MAŁE, A PRAKTYCZNE. Niewielka drewniana ławeczka, która stanęła pod lustrem, nie znalazła się tam przypadkowo. W tym niedużym pomieszczeniu każdy element funkcjonalny jest na wagę złota. Iwona chciała, aby Agata mogła odłożyć tam torebkę czy wierzchnie ubrania po powrocie z pracy.
SEN TO PODSTAWA. Właściwie powinniśmy powiedzieć – łóżko. To w sypialni Agaty, choć wygląda na ciężki, lity mebel, w rzeczywistości kryje m.in. trzy zwykłe systemowe komody.

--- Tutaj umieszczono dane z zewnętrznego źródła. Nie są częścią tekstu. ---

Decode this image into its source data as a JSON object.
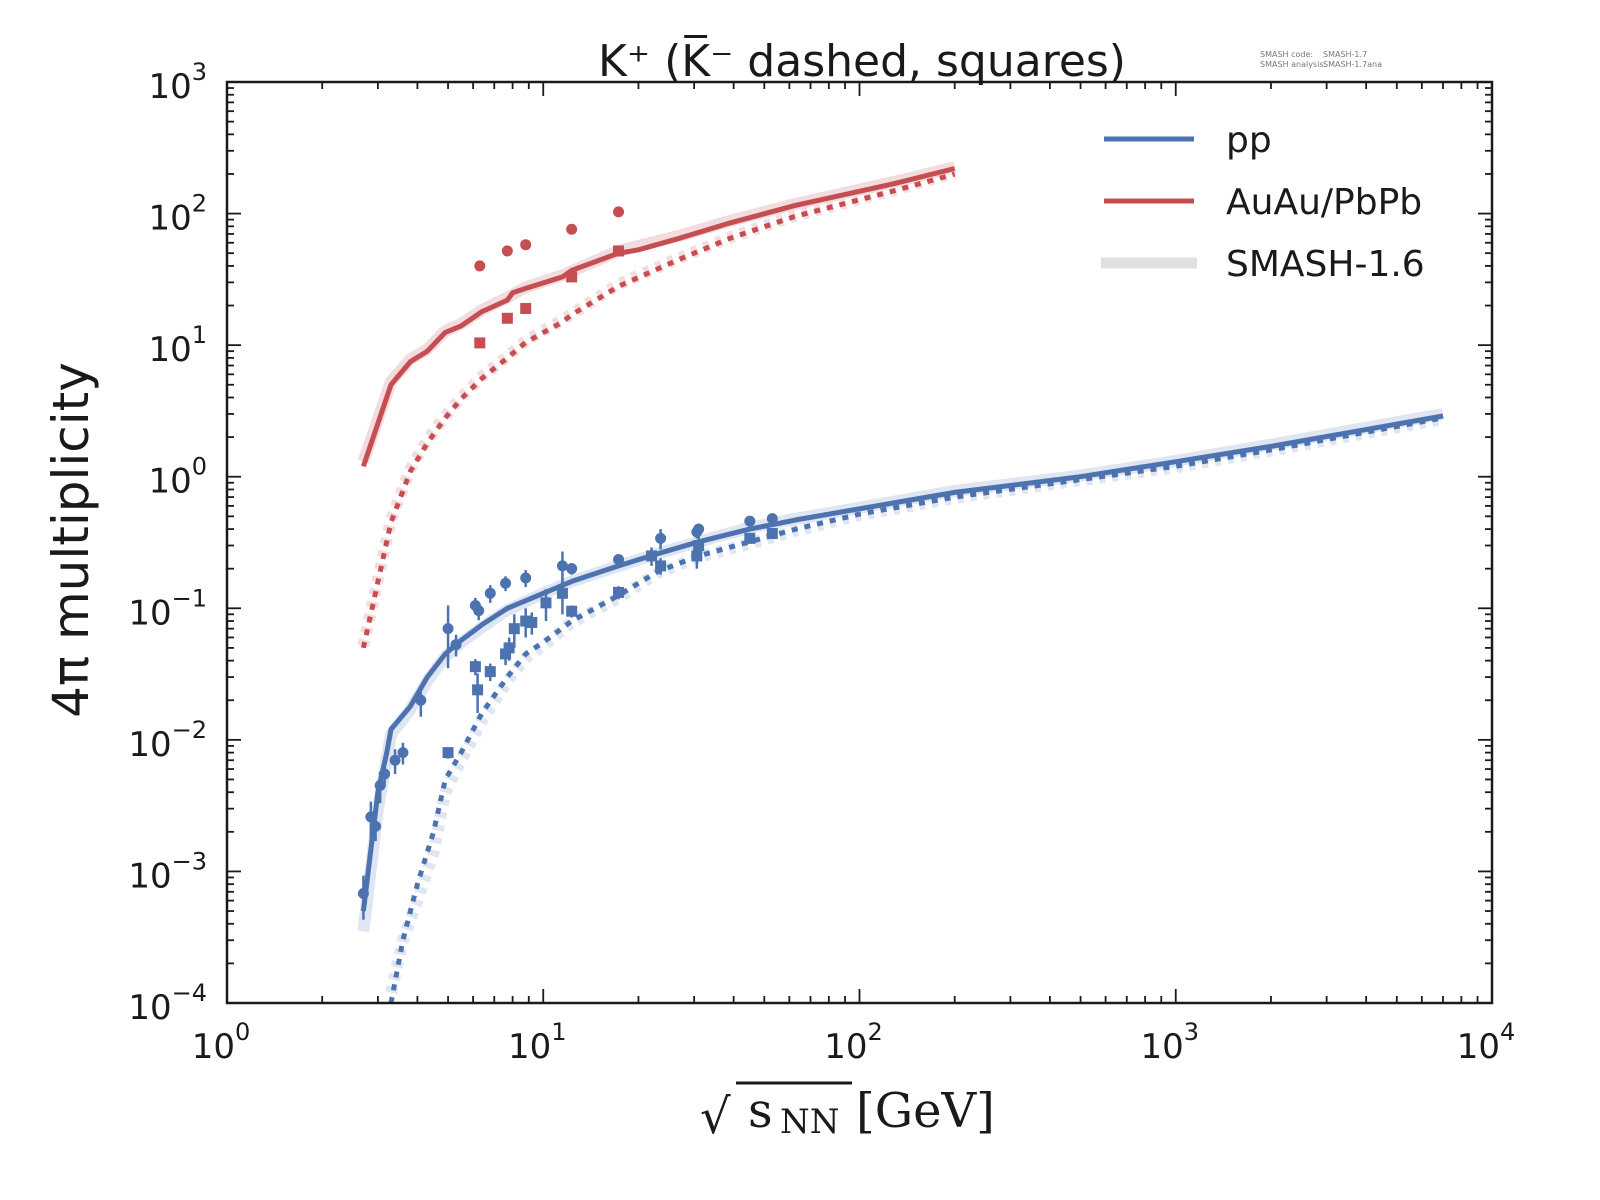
{
  "chart_data": {
    "type": "line",
    "title": "K⁺ (K̅⁻ dashed, squares)",
    "xlabel": "√s_NN [GeV]",
    "xlabel_parts": {
      "radical": "√",
      "s": "s",
      "sub": "NN",
      "unit": "[GeV]"
    },
    "ylabel": "4π multiplicity",
    "xscale": "log",
    "yscale": "log",
    "xlim": [
      1,
      10000
    ],
    "ylim": [
      0.0001,
      1000
    ],
    "grid": false,
    "legend_placement": "top-right",
    "x_ticks": [
      {
        "value": 1,
        "base": "10",
        "exp": "0"
      },
      {
        "value": 10,
        "base": "10",
        "exp": "1"
      },
      {
        "value": 100,
        "base": "10",
        "exp": "2"
      },
      {
        "value": 1000,
        "base": "10",
        "exp": "3"
      },
      {
        "value": 10000,
        "base": "10",
        "exp": "4"
      }
    ],
    "y_ticks": [
      {
        "value": 1000,
        "base": "10",
        "exp": "3"
      },
      {
        "value": 100,
        "base": "10",
        "exp": "2"
      },
      {
        "value": 10,
        "base": "10",
        "exp": "1"
      },
      {
        "value": 1,
        "base": "10",
        "exp": "0"
      },
      {
        "value": 0.1,
        "base": "10",
        "exp": "−1"
      },
      {
        "value": 0.01,
        "base": "10",
        "exp": "−2"
      },
      {
        "value": 0.001,
        "base": "10",
        "exp": "−3"
      },
      {
        "value": 0.0001,
        "base": "10",
        "exp": "−4"
      }
    ],
    "legend": [
      {
        "label": "pp",
        "color": "#4c72b0",
        "style": "line"
      },
      {
        "label": "AuAu/PbPb",
        "color": "#c44e52",
        "style": "line"
      },
      {
        "label": "SMASH-1.6",
        "color": "#e0e0e0",
        "style": "thick-line"
      }
    ],
    "annotation": {
      "line1_key": "SMASH code:",
      "line1_val": "SMASH-1.7",
      "line2_key": "SMASH analysis:",
      "line2_val": "SMASH-1.7ana"
    },
    "colors": {
      "pp": "#4c72b0",
      "auau": "#c44e52",
      "pp_old": "#dfe5f1",
      "auau_old": "#f3dcdd",
      "legend_old": "#e0e0e0"
    },
    "series": [
      {
        "name": "AuAu/PbPb K+ (SMASH-1.7)",
        "system": "auau",
        "particle": "K+",
        "style": "solid",
        "x": [
          2.7,
          3.3,
          3.8,
          4.3,
          4.9,
          5.5,
          6.4,
          7.7,
          8.0,
          8.8,
          11.5,
          12.3,
          17.3,
          20,
          27,
          39,
          62.4,
          130,
          200
        ],
        "y": [
          1.2,
          5.0,
          7.5,
          9.0,
          12.5,
          14,
          18,
          22,
          25,
          27,
          33,
          37,
          50,
          53,
          65,
          85,
          115,
          170,
          220
        ]
      },
      {
        "name": "AuAu/PbPb K- (SMASH-1.7)",
        "system": "auau",
        "particle": "K-",
        "style": "dashed",
        "x": [
          2.7,
          3.3,
          3.8,
          4.3,
          4.9,
          5.5,
          6.4,
          7.7,
          8.8,
          11.5,
          12.3,
          17.3,
          27,
          39,
          62.4,
          130,
          200
        ],
        "y": [
          0.05,
          0.45,
          1.1,
          1.8,
          2.8,
          3.9,
          5.6,
          8.0,
          10.5,
          15,
          17,
          28,
          45,
          65,
          95,
          150,
          200
        ]
      },
      {
        "name": "AuAu/PbPb K+ (SMASH-1.6)",
        "system": "auau",
        "particle": "K+",
        "style": "old-solid",
        "x": [
          2.7,
          3.3,
          3.8,
          4.3,
          4.9,
          5.5,
          6.4,
          7.7,
          8.8,
          11.5,
          17.3,
          27,
          39,
          62.4,
          130,
          200
        ],
        "y": [
          1.3,
          5.3,
          7.8,
          9.3,
          12.8,
          14.5,
          18.5,
          23,
          27.5,
          34,
          52,
          68,
          88,
          118,
          175,
          225
        ]
      },
      {
        "name": "AuAu/PbPb K- (SMASH-1.6)",
        "system": "auau",
        "particle": "K-",
        "style": "old-dashed",
        "x": [
          2.7,
          3.3,
          3.8,
          4.3,
          4.9,
          5.5,
          6.4,
          7.7,
          8.8,
          11.5,
          17.3,
          27,
          39,
          62.4,
          130,
          200
        ],
        "y": [
          0.052,
          0.47,
          1.15,
          1.9,
          2.9,
          4.0,
          5.8,
          8.2,
          10.8,
          15.5,
          29,
          46,
          66,
          96,
          152,
          205
        ]
      },
      {
        "name": "pp K+ (SMASH-1.7)",
        "system": "pp",
        "particle": "K+",
        "style": "solid",
        "x": [
          2.7,
          3.0,
          3.2,
          3.3,
          3.8,
          4.3,
          4.9,
          5.5,
          6.4,
          7.7,
          10,
          12.3,
          17.3,
          23,
          31,
          45,
          63,
          100,
          200,
          500,
          1000,
          2000,
          7000
        ],
        "y": [
          0.0005,
          0.004,
          0.008,
          0.012,
          0.018,
          0.03,
          0.045,
          0.057,
          0.075,
          0.1,
          0.13,
          0.16,
          0.21,
          0.26,
          0.32,
          0.4,
          0.47,
          0.57,
          0.76,
          1.0,
          1.3,
          1.7,
          2.9
        ]
      },
      {
        "name": "pp K- (SMASH-1.7)",
        "system": "pp",
        "particle": "K-",
        "style": "dashed",
        "x": [
          3.3,
          3.6,
          4.0,
          4.5,
          4.9,
          5.5,
          6.4,
          7.7,
          8.8,
          10,
          12.3,
          17.3,
          23,
          31,
          45,
          63,
          100,
          200,
          500,
          1000,
          2000,
          7000
        ],
        "y": [
          0.0001,
          0.0003,
          0.0008,
          0.002,
          0.005,
          0.008,
          0.016,
          0.03,
          0.045,
          0.055,
          0.08,
          0.125,
          0.19,
          0.25,
          0.32,
          0.4,
          0.52,
          0.7,
          0.95,
          1.2,
          1.6,
          2.8
        ]
      },
      {
        "name": "pp K+ (SMASH-1.6)",
        "system": "pp",
        "particle": "K+",
        "style": "old-solid",
        "x": [
          2.7,
          3.0,
          3.3,
          3.8,
          4.3,
          4.9,
          5.5,
          6.4,
          7.7,
          10,
          12.3,
          17.3,
          23,
          31,
          45,
          63,
          100,
          200,
          500,
          1000,
          2000,
          7000
        ],
        "y": [
          0.00035,
          0.003,
          0.011,
          0.017,
          0.028,
          0.043,
          0.055,
          0.072,
          0.097,
          0.13,
          0.16,
          0.21,
          0.26,
          0.32,
          0.41,
          0.48,
          0.58,
          0.78,
          1.02,
          1.32,
          1.75,
          3.0
        ]
      },
      {
        "name": "pp K- (SMASH-1.6)",
        "system": "pp",
        "particle": "K-",
        "style": "old-dashed",
        "x": [
          3.3,
          3.6,
          4.0,
          4.5,
          4.9,
          5.5,
          6.4,
          7.7,
          8.8,
          10,
          12.3,
          17.3,
          23,
          31,
          45,
          63,
          100,
          200,
          500,
          1000,
          2000,
          7000
        ],
        "y": [
          0.00012,
          0.0003,
          0.0006,
          0.0014,
          0.004,
          0.007,
          0.014,
          0.028,
          0.042,
          0.052,
          0.078,
          0.12,
          0.185,
          0.245,
          0.31,
          0.39,
          0.51,
          0.69,
          0.94,
          1.18,
          1.58,
          2.75
        ]
      }
    ],
    "data_points": [
      {
        "name": "AuAu/PbPb K+ data",
        "system": "auau",
        "marker": "circle",
        "points": [
          {
            "x": 6.3,
            "y": 40
          },
          {
            "x": 7.7,
            "y": 52
          },
          {
            "x": 8.8,
            "y": 58
          },
          {
            "x": 12.3,
            "y": 76
          },
          {
            "x": 17.3,
            "y": 103
          }
        ]
      },
      {
        "name": "AuAu/PbPb K- data",
        "system": "auau",
        "marker": "square",
        "points": [
          {
            "x": 6.3,
            "y": 10.4
          },
          {
            "x": 7.7,
            "y": 16
          },
          {
            "x": 8.8,
            "y": 19
          },
          {
            "x": 12.3,
            "y": 33
          },
          {
            "x": 17.3,
            "y": 52
          }
        ]
      },
      {
        "name": "pp K+ data",
        "system": "pp",
        "marker": "circle",
        "points": [
          {
            "x": 2.7,
            "y": 0.00068,
            "err": 0.00025
          },
          {
            "x": 2.85,
            "y": 0.0026,
            "err": 0.0008
          },
          {
            "x": 2.95,
            "y": 0.0022,
            "err": 0.0005
          },
          {
            "x": 3.05,
            "y": 0.0045,
            "err": 0.0012
          },
          {
            "x": 3.15,
            "y": 0.0055,
            "err": 0.001
          },
          {
            "x": 3.4,
            "y": 0.007,
            "err": 0.0015
          },
          {
            "x": 3.6,
            "y": 0.008,
            "err": 0.0015
          },
          {
            "x": 4.1,
            "y": 0.02,
            "err": 0.005
          },
          {
            "x": 5.0,
            "y": 0.07,
            "err": 0.035
          },
          {
            "x": 5.3,
            "y": 0.053,
            "err": 0.01
          },
          {
            "x": 6.1,
            "y": 0.105,
            "err": 0.015
          },
          {
            "x": 6.25,
            "y": 0.096,
            "err": 0.015
          },
          {
            "x": 6.8,
            "y": 0.13,
            "err": 0.02
          },
          {
            "x": 7.6,
            "y": 0.155,
            "err": 0.02
          },
          {
            "x": 8.8,
            "y": 0.17,
            "err": 0.025
          },
          {
            "x": 11.5,
            "y": 0.21,
            "err": 0.06
          },
          {
            "x": 12.3,
            "y": 0.2,
            "err": 0.02
          },
          {
            "x": 17.3,
            "y": 0.235,
            "err": 0.02
          },
          {
            "x": 23.5,
            "y": 0.34,
            "err": 0.06
          },
          {
            "x": 30.6,
            "y": 0.38,
            "err": 0.04
          },
          {
            "x": 31,
            "y": 0.4,
            "err": 0.04
          },
          {
            "x": 45,
            "y": 0.46,
            "err": 0.03
          },
          {
            "x": 53,
            "y": 0.48,
            "err": 0.03
          }
        ]
      },
      {
        "name": "pp K- data",
        "system": "pp",
        "marker": "square",
        "points": [
          {
            "x": 5.0,
            "y": 0.008,
            "err": 0.0008
          },
          {
            "x": 6.1,
            "y": 0.036,
            "err": 0.005
          },
          {
            "x": 6.2,
            "y": 0.024,
            "err": 0.008
          },
          {
            "x": 6.8,
            "y": 0.033,
            "err": 0.005
          },
          {
            "x": 7.6,
            "y": 0.045,
            "err": 0.008
          },
          {
            "x": 7.8,
            "y": 0.05,
            "err": 0.01
          },
          {
            "x": 8.1,
            "y": 0.07,
            "err": 0.02
          },
          {
            "x": 8.8,
            "y": 0.08,
            "err": 0.02
          },
          {
            "x": 9.2,
            "y": 0.078,
            "err": 0.015
          },
          {
            "x": 10.2,
            "y": 0.11,
            "err": 0.03
          },
          {
            "x": 11.5,
            "y": 0.13,
            "err": 0.04
          },
          {
            "x": 12.3,
            "y": 0.095,
            "err": 0.01
          },
          {
            "x": 17.3,
            "y": 0.132,
            "err": 0.015
          },
          {
            "x": 22,
            "y": 0.25,
            "err": 0.04
          },
          {
            "x": 23.5,
            "y": 0.21,
            "err": 0.03
          },
          {
            "x": 30.6,
            "y": 0.25,
            "err": 0.05
          },
          {
            "x": 31,
            "y": 0.3,
            "err": 0.05
          },
          {
            "x": 45,
            "y": 0.34,
            "err": 0.03
          },
          {
            "x": 53,
            "y": 0.37,
            "err": 0.03
          }
        ]
      }
    ]
  }
}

BEZ PÓŁKI ANI RUSZ. Ta drewniana półka to był autorski pomysł Iwony. Wiedziała, że Agata chciała mieć miejsce na rośliny i pamiątkowe zdjęcia. Oczywiście półka musiała nawiązywać do stylu urban jungle. Choć trzeba powiedzieć, że dobrze będzie się prezentować w każdym innym wnętrzu.
ORYGINALNY SZCZEGÓŁ. Lampka nocna wcale nie musi być nudna. Oprawa w sypialni Agaty została wykonana z liny konopnej i idealnie wkomponowała się w aranżację zaproponowaną przez naszą projektantkę. Co ważne, taką lampkę możemy wykonać samodzielnie.
WYGODNIE I PRZYTULNIE. Pomysł na aranżację sypialni Agaty to był strzał w dziesiątkę. Styl à la miejska dżungla to wyjątkowy sposób urządzania wnętrz, w którym przede wszystkim króluje natura. Najczęściej ma postać miękkich tkanin, ciepłych barw i tematycznych dodatków, na przykład elementów roślinnych.
IWONA DURKA. Architektka i projektantka wnętrz. Jeszcze niedawno pracowała jako lektor języka angielskiego i prowadziła szkołę językową, by w końcu zdecydować się na studia architektoniczne. Teraz z pasją odmienia mieszkania i domy naszych widzów i czytelników w programie „Pomysłowe projekty” na kanale stacji HGTV Home&Garden. W każdym odcinku Iwona proponuje dwa rozwiązania danego pomieszczenia. Dzięki temu bohaterowie mogą wybrać projekt, który spodoba im się najbardziej. Budżet projektantki to maksymalnie 10 tys. złotych.